IBEW 151 linemen, electricians and stationmen at United Railroads went on strike for the 8-hour day on July 18, 1906. Over the next several weeks they persuaded the company’s other unions to join the walk-out: Street Carmen, Stationary Engineers, Stationary Firemen and Oilers, Steam Fitters, Machinists, Teamsters, and Track Layers. This “joint conference” of unions was headed by Harry Worthington, president of the IBEW’s Pacific District Council. It was an early and bold example of “industrial” unity. Company President Patrick Calhoun hired the notorious strikebreaker James Farley to import an army of scabs to run the street cars and intimidate strikers.
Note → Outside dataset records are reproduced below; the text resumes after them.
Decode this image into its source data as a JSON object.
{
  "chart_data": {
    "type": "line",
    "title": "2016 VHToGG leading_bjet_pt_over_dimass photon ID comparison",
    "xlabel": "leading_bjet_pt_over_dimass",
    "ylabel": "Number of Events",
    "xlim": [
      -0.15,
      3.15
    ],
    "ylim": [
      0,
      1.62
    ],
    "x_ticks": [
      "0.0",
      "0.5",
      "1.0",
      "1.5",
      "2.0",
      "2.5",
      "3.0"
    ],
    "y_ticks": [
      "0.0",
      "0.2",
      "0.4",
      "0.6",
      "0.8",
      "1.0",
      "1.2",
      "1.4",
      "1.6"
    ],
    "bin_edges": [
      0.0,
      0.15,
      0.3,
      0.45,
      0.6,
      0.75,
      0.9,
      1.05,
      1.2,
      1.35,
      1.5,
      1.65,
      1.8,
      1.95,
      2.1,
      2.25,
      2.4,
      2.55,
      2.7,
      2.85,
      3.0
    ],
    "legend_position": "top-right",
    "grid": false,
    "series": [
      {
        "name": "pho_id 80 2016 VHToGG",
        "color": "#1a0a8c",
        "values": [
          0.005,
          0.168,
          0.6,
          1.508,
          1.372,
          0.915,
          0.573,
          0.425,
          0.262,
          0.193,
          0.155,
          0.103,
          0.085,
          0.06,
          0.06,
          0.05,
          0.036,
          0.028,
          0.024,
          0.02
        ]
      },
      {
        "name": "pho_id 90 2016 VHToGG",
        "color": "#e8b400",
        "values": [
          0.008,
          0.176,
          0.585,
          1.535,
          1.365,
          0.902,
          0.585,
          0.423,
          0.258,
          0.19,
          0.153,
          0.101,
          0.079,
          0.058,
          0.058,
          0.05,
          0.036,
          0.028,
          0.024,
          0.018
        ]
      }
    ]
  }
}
On September 4, shortly after the Street Carmen joined the strike, United Railroads tried to run a street car. Thousands of union supporters surrounded the car barn, deriding and cursing the scabs and assaulting the first car to come out of the barn. Later, two scabs escaped the barn and told the strikers they were forced to sleep without blankets, given food that was “unfit to eat,” and guarded by armed guards.
The standoff soon ended when both sides agreed to arbitration. Four months later the arbitration panel awarded substantial wage increases to all of the unions, and granted the eight-hour day to all but the Street Carmen. It was a sweeping victory, made possible largely by IBEW Local 151’s insistence that the local unions join together in united action.